Starting in Iraq, th surge succeeds in marginalizing al Qaeda and the Sunnis place their trust in politics and the US military. The Shia, after some period of sorting out amongst themselves, having already determined that they have won power concentrate on the political sphere while keeping their powder dry. The Kurds have already committed to using their power to support stability since they have a decade old and economically booming state and have no interest in trading economic booms for the other kind. Thus we approach a time in the fall where all of the contending parties in Iraq see it as being in their best interest to support stability and a political process.
Panning out takes us to the primarily Sunni states throughout the region, who until very recently were the primary supporters of violence in the region. Newsweek has an article suggesting why and how the Sunnis are coming to the realization that their interests no longer lie in perpetual war:
An unprecedented boom is changing the region—and echoing far past its borders.

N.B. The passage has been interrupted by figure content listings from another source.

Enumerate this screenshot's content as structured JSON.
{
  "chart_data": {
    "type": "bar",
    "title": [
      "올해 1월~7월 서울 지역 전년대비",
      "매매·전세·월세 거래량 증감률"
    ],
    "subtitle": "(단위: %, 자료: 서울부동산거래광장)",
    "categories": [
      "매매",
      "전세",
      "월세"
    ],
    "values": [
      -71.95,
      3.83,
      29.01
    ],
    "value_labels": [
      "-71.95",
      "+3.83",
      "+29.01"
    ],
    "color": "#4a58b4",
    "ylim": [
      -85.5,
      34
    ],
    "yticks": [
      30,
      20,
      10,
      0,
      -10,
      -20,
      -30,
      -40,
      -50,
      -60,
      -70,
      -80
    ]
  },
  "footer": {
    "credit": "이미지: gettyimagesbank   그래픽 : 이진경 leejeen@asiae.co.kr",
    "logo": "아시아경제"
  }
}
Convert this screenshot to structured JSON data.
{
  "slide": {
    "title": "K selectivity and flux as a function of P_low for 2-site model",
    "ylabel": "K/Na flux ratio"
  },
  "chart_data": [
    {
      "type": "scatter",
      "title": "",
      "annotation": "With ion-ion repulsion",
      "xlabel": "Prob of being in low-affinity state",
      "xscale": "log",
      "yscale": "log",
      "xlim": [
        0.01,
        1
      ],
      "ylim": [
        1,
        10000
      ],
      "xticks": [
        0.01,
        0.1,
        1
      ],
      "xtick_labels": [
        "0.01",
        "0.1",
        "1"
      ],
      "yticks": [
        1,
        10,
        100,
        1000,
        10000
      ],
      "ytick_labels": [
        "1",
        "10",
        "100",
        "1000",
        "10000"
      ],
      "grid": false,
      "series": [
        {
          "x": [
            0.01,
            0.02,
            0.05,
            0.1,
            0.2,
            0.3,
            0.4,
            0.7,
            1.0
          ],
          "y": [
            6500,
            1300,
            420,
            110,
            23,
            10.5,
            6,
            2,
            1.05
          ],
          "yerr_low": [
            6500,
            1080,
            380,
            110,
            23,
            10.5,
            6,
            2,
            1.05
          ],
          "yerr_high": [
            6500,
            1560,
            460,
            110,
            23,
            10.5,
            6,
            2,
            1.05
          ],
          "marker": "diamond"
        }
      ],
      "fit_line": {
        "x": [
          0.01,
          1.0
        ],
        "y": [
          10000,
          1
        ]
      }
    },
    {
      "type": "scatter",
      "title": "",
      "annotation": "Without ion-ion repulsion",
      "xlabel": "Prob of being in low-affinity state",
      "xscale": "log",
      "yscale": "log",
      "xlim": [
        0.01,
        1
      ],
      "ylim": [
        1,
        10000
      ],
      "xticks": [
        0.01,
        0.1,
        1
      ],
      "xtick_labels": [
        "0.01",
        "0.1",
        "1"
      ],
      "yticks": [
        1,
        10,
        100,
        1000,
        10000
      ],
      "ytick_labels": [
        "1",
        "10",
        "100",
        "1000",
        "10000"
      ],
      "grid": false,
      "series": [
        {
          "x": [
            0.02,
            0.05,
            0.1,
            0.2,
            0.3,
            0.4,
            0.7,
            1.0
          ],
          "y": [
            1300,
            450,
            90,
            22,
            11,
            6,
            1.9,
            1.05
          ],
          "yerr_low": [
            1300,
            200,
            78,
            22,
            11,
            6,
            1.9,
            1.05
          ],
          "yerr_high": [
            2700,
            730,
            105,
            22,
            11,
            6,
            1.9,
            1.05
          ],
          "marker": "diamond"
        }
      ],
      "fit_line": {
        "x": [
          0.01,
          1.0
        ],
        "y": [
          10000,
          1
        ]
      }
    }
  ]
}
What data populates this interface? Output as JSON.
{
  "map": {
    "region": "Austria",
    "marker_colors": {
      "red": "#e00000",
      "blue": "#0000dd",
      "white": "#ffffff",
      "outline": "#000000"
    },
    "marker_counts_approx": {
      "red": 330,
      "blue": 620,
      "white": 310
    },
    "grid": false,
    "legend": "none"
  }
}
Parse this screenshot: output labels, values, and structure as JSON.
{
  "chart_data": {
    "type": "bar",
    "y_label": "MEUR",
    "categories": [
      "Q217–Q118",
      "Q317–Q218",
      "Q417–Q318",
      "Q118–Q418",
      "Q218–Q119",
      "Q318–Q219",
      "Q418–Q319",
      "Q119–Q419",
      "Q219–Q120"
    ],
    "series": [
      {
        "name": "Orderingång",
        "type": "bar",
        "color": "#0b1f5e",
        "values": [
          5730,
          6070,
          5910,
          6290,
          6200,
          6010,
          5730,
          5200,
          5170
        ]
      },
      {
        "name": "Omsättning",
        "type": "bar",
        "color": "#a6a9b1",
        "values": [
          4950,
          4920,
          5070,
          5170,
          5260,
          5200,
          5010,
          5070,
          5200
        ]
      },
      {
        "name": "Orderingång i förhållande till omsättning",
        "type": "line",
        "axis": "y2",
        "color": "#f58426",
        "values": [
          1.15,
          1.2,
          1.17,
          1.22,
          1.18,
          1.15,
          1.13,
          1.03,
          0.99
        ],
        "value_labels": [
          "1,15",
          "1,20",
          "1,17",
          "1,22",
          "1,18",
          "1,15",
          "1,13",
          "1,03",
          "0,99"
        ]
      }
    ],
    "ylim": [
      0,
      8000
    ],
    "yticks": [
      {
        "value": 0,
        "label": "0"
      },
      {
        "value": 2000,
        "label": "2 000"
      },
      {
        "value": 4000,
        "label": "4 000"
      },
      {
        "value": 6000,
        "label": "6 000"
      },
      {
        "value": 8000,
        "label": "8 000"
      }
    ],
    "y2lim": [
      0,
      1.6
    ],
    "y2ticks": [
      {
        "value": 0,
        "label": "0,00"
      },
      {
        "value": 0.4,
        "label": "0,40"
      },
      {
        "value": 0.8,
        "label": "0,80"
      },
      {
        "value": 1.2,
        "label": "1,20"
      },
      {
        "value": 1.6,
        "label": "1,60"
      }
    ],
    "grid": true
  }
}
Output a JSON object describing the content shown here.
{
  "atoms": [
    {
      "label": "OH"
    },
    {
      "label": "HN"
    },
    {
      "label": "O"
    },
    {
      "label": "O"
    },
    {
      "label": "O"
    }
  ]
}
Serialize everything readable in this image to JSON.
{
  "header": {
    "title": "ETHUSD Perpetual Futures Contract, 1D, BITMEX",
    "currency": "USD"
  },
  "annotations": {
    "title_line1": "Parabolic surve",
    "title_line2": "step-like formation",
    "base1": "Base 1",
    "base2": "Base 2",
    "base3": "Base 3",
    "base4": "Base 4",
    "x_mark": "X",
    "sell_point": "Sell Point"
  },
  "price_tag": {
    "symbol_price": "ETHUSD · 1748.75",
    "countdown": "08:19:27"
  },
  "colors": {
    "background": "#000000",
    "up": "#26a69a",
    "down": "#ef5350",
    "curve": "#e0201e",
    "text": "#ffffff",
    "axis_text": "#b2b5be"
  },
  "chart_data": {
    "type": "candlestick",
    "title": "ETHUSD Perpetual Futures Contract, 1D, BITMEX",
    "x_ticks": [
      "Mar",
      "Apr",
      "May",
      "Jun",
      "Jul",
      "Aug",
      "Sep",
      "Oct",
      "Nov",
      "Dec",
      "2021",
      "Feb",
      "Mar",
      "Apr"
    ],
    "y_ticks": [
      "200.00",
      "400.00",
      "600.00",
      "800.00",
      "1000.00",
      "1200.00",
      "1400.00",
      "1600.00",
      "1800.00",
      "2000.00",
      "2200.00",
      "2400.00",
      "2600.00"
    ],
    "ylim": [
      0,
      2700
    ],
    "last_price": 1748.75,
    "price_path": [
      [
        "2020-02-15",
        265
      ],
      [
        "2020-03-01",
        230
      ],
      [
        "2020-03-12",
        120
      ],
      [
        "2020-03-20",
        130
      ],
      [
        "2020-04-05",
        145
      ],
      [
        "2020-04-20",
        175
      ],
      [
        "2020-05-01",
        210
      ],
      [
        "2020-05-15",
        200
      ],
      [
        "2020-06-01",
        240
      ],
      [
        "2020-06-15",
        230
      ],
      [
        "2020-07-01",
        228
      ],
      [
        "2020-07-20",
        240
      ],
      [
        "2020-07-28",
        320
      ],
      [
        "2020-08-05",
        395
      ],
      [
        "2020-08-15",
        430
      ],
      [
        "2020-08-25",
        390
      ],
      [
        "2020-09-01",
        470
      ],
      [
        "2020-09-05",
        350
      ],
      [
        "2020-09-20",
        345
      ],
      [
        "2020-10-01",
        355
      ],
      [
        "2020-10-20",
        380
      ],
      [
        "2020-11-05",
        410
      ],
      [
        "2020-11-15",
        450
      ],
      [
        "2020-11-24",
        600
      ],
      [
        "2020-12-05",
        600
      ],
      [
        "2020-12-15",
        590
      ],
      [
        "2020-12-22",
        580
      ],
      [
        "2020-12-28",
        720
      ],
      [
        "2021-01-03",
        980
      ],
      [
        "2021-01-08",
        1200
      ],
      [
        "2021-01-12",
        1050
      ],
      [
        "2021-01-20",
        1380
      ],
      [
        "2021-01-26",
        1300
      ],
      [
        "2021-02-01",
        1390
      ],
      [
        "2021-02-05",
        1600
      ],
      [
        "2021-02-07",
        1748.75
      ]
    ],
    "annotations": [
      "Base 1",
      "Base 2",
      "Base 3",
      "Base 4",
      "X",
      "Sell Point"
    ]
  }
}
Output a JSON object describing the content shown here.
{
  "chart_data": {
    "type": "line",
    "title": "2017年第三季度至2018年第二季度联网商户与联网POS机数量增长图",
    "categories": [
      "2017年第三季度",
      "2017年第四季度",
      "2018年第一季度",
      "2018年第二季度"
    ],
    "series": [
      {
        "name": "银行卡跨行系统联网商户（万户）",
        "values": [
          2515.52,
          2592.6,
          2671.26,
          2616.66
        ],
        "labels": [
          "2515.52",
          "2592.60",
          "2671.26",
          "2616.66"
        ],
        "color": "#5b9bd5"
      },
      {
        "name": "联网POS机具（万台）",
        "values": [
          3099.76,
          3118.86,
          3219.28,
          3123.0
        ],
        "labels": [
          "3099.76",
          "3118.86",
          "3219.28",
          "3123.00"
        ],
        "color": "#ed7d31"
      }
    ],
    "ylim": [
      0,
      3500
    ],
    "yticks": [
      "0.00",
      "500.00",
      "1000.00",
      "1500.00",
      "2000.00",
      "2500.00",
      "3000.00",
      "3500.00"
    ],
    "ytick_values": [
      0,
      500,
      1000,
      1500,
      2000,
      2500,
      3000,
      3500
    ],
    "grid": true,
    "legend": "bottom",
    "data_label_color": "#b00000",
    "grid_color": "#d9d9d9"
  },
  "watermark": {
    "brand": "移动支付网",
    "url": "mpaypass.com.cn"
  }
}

Aug. 6, 2007 issue - We all know the headlines by now: the Middle East is burning, right? So it seems, as Palestinians and Iraqis wage civil war, Lebanon seethes, Syria and Israel trade barbs and Iran spits defiance. Yet beyond the smoke a very different story is emerging nearby. In the Arab states of the Persian Gulf, times have never been better. Business is booming. And political conflict has become a foreign phenomenon, watched on flat-screen TVs in the air-conditioned living rooms of Doha, Dubai, Kuwait City, Muscat and Riyadh.
In almost every case, when people begin to savor what their wealth has allowed them to accomplish and have "things" they value, violence declines. When one has more to lose than to gain by war, war becomes less likely. There are obvious exceptions. The Palestinians have always valued killing Jews more than having their own state. Further, there are many people who for all sorts of reasons prefer war to living "la vida loca." Many of my posts have been devoted to understanding the motivations of those who prefer hatred to happiness. Yet, on balance, and in toto, populations prefer comfort to war in almost every case.
What has so often been missed in considerations of the Middle East has been how unevenly the riches have been distributed. And by riches I do not simply refer to material goods but to the full panoply of valued objects (pride, honor, power, possessions, etc) that satisfy our most intense desires. Even in the wealthiest nations in the ME (especially in the wealthiest nations) the gap between rich and poor has been extreme. Such a gap is destabilizing and has been one of the primary reasons for the efforts to export Jihad out of the area.
The Middle East is being transformed, a la Tom Barnett, by what he would refer to as shrinking the (intra-societal) gap and a different politician at a different time would call trickle down economics. There is simply so much money pouring into the area and a threshold of educated people (an expanding elite that is not solely based on heredity or tribal affiliation) that the pressure for openness and peace, the prerequisites for continuing wealth creation, has increased dramatically. As a result, the risk of open war that could engulf the entire region, will almost certainly continue to diminish.
There remain significant dangers, ranging from the still strong possibility of renewed war between Israel and the HISH alliance (Hamas, Iran, Syria, Hezbollah) but even this risk seems less than earlier in the summer. If Iran makes a bomb, all bets are off, since they would likely become much more adventurous. If al Qaeda succeeds in a mass casualty attack on American soil, if Israel attacks Iran the entire fabric could yet unravel in the face of the passions aroused. However, with those caveats in mind, we may well see an August that is more propitious than any of us have had reason to expect.